The 7th grade MSO students planned and carried out their Student-Led Field Trip to the University of Texas, where we met one of our parents, Jeff Gross, who leads the Molecular Science Department. Students navigated public bus routes, located the dining hall, and coordinated a meet-up spot before beginning a mini tour of Jeff’s lab where they learned about the lab’s work with over 100,000 zebrafish used in research focused on visual system disorders.
Eighth Grade
English: Eighth Grade is reading and annotating
The Hate You Give, answering questions regarding vocabulary and meaning, and correlating the book’s themes with contemporary events in the world.
Becoming America: Students are completing research projects analyzing the historical inaccuracies in the film Pocahontas, and showing their analysis in the form of an infographic, video review, or written film critique.
Science: 8th-grade students have explored metal displacement (redox) reactions through practical laboratory work, learning to make predictions based on the relative positions of metals in the reactivity series.
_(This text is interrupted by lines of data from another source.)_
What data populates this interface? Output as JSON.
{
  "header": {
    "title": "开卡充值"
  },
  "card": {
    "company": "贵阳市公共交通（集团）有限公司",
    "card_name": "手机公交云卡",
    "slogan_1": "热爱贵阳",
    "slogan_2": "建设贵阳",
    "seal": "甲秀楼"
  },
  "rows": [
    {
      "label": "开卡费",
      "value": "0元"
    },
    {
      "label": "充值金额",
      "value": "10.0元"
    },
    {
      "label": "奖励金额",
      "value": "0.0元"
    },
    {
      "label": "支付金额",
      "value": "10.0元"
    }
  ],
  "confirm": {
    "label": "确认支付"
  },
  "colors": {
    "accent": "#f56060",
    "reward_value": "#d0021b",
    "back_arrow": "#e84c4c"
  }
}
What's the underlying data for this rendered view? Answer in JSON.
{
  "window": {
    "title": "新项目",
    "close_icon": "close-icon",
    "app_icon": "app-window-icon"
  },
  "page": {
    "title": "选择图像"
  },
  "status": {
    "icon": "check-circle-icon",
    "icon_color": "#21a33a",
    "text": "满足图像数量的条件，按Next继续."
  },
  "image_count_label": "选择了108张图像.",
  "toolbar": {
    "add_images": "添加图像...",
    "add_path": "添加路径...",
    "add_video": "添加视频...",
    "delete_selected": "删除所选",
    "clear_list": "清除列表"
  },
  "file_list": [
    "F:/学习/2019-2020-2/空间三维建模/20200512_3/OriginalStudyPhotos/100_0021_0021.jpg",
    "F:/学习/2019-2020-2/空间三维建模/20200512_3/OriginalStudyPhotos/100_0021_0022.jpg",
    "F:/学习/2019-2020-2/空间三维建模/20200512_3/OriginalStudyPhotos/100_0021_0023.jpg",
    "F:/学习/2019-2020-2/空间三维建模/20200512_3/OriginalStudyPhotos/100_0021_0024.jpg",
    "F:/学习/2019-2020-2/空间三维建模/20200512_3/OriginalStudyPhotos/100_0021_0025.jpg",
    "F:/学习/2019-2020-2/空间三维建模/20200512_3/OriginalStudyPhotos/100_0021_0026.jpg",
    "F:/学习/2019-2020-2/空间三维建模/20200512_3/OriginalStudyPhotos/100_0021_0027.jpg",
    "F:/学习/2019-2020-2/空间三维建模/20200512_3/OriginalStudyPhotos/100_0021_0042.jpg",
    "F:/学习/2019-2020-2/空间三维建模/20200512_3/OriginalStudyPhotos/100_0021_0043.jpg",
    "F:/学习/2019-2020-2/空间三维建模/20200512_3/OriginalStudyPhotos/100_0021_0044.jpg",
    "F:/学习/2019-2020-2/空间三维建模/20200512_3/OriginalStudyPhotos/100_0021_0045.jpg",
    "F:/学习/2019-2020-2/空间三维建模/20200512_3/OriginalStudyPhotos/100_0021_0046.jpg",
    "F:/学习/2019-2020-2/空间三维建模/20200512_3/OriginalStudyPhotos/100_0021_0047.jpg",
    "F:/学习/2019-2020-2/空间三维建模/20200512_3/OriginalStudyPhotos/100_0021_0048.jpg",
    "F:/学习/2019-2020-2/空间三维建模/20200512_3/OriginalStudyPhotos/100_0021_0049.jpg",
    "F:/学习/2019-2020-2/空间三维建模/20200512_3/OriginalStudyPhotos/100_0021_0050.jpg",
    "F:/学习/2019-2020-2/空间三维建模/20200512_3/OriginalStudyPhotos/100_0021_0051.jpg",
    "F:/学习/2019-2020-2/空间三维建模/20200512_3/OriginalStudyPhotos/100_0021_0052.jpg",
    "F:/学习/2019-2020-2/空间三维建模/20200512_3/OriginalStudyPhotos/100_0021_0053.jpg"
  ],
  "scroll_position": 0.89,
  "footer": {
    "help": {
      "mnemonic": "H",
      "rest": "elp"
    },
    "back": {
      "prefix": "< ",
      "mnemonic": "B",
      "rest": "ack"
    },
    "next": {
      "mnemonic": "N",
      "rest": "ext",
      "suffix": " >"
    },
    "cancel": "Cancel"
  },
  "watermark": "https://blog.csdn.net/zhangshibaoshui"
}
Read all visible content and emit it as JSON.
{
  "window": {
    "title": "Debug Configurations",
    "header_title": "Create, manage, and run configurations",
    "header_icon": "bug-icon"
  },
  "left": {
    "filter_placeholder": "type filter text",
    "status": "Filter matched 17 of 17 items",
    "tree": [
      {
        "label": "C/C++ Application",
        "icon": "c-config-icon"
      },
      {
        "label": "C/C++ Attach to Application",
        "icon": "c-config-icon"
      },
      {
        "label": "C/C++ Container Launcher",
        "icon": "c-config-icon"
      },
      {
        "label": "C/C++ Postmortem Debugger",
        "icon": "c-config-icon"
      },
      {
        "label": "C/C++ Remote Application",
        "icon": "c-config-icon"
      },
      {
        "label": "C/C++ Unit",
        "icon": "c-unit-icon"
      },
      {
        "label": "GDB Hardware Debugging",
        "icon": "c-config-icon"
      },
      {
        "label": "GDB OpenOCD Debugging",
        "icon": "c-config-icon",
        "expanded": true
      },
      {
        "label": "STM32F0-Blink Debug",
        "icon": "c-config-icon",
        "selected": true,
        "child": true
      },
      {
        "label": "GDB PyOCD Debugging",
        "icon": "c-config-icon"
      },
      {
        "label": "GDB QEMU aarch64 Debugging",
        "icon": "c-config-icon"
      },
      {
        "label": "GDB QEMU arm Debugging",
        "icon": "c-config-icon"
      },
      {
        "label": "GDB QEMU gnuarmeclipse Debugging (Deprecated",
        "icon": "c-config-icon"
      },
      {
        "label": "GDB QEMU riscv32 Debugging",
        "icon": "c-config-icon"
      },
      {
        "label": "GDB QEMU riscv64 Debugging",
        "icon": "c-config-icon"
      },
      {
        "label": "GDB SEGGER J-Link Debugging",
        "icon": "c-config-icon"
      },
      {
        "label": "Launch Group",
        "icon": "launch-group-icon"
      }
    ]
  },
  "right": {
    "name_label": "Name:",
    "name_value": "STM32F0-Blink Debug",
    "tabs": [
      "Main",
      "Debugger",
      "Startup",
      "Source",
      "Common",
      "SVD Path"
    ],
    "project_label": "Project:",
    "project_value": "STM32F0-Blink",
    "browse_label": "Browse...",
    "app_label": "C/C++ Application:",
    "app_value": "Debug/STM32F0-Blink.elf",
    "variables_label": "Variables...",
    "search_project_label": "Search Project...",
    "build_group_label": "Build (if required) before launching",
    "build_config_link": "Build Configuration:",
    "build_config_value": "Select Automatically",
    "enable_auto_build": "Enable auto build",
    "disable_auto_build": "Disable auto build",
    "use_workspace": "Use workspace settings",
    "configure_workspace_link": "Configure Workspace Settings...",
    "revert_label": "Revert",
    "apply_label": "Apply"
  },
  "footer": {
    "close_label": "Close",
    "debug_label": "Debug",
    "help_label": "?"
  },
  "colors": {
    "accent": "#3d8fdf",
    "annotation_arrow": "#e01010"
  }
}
In the final lesson of the semester, they will measure temperature changes that accompany a series of reactions and relate these observations to the energy released or absorbed, linking this understanding to energy-level diagrams.
Spanish
Students in Irena’s Spanish A class are learning Christmas vocabulary and using familiar words to write simple recipes and describe holiday foods. They are also exploring holiday traditions in Spanish-speaking countries and creating travel itineraries, using vocabulary they already know in the activities.
Students in Natalie’s Spanish B classes have been talking about one of everyone’s favorite topics: food! Students drew and described their Thanksgiving meal in Spanish, and ordered in Spanish from the One Taco food truck a couple of blocks from our school. To finish up the semester, students are writing and performing a restaurant skit, featuring dishes from a Spanish-speaking country of their choice! ¡Buen provecho!
Irena’s Spanish C Students are comparing Christmas customs across countries, writing short paragraphs, and presenting their findings to their peers while reinforcing vocabulary they have practiced.
Spanish D & E are wrapping up the semester with the unit La vivienda (dwellings). Students practiced the vocabulary by quizzing each other through games like Headbanz, creating and labeling houses, and describing real homes from the Spanish-speaking world.
Electives
The Middle School Studio Art class has had a wonderful semester, producing impressive work both individually and collectively. Two notable projects stand out: the basketball court mural that students created during a C Day in September, and our final portrait project. For the mural, we took a field trip to Shoal Creek to gather visual research and collaborated with muralist Emma Schmidt. Our culminating project focused on developing portrait drawing skills, which led to a geometric portrait painting project. This work is now featured in our class exhibition in Building 8 during the final week of the semester.
MS Film students are hard at work creating Hallmark-style holiday movie trailers with their own comical twists.
Students in both
Middle School Jazz Band and the
Middle School Music Elective put on an amazing performance at our Winter Concert!
Here is a link to lots of photos and videos.
Improv is playing holiday-themed games in class this week, cracking each other up, and exploring how to become food in various forms.
Photography students are creating a "best of" album in lightroom so they can download all of their best images for safekeeping, then they are further selecting 3 from these to print. We will have a class critique on the last day, looking at their favorite printed photographs, and then they will take their works home.
In Journalism, students completed their final drafts, peer edited, and submitted them into an internal website – our version of a newspaper documenting school life. Interviews, reviews, comics, and the like.
For the Smart Lab culminating project, students selected a project they were most proud of—ranging from coding projects and 3D-modeled prototypes to Minecraft Redstone systems—and created a final presentation to showcase their work. Through this process, students reflected on their learning and practiced clearly communicating their ideas and design decisions.